The Social Production of Counterprotest: The Dynamics of Anti-Racist and Anti-Fascist Contestation, 2016 to 2020

Sun, August 10, 10:00 to 11:30am, Swissotel, Floor: Concourse Level, Zurich A

Abstract

Between the 2016 and 2020 elections, white power protest events proliferated across the United States. While these developments have been widely discussed, the processes and practices whereby such events are successfully contested within the context of contemporary American politics remain largely understudied and relatively little understood.
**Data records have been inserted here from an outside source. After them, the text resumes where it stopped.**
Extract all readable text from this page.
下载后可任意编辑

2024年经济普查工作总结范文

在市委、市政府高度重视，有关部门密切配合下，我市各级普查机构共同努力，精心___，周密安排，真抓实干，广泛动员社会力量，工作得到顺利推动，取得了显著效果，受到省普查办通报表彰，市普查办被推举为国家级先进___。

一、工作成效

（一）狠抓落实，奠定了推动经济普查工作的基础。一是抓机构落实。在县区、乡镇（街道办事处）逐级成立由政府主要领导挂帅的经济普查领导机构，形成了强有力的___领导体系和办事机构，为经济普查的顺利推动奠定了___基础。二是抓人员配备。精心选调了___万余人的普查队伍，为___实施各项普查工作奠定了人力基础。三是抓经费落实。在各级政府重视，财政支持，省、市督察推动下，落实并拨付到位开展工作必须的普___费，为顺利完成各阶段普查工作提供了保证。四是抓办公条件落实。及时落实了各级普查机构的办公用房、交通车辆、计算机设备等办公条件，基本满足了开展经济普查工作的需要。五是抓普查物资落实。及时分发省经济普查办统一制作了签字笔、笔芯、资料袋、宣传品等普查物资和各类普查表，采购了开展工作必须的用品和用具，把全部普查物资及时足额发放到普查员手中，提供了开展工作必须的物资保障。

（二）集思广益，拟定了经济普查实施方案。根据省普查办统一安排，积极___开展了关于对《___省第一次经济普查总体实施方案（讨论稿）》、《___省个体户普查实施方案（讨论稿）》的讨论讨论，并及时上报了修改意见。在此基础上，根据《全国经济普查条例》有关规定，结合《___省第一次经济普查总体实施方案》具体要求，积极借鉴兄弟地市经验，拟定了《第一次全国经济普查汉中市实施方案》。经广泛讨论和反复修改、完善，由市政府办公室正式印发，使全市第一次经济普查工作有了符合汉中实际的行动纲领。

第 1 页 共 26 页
The present paper draws on an extended ethnographic study of twenty-three cases of organized resistance -- involving a constellation of self-described "anti-racist" and "anti-fascist" countermovements scattered across eight US states -- to develop a series of falsifiable propositions as to the conditions of possibility for the production of successful anti-racist and anti-fascist contestation. From the larger population of US protest events, I constructed a sample of twenty-three cases of counterprotest. In order to directly observe the relevant actors and objects of analysis from the ground up, I personally attended a total of eleven of these events over a period of more than four years from 2016 to 2020. For the remaining thirteen cases, I engaged in digital ethnography at a physical distance from the events of interest, following the digital paper trail of posts on social media platforms, as well as content from private correspondence that was subsequently made public. Additionally, I compiled a running archive of media coverage of the events of interest. My findings suggest that successful anti-racist and anti-fascist contestation has distinctive conditions of possibility, including the modes of solidarity formation necessary to sustain multiracial, intergenerational, and intercommunal coalitions; the forms of self-organization specific to organizing in virtual as space; the means of resource generation required to meet the needs of counterprotesters; and, importantly, the relative demobilization of law enforcement. Each of these conditions had to be in place for white power events to be effectively disrupted.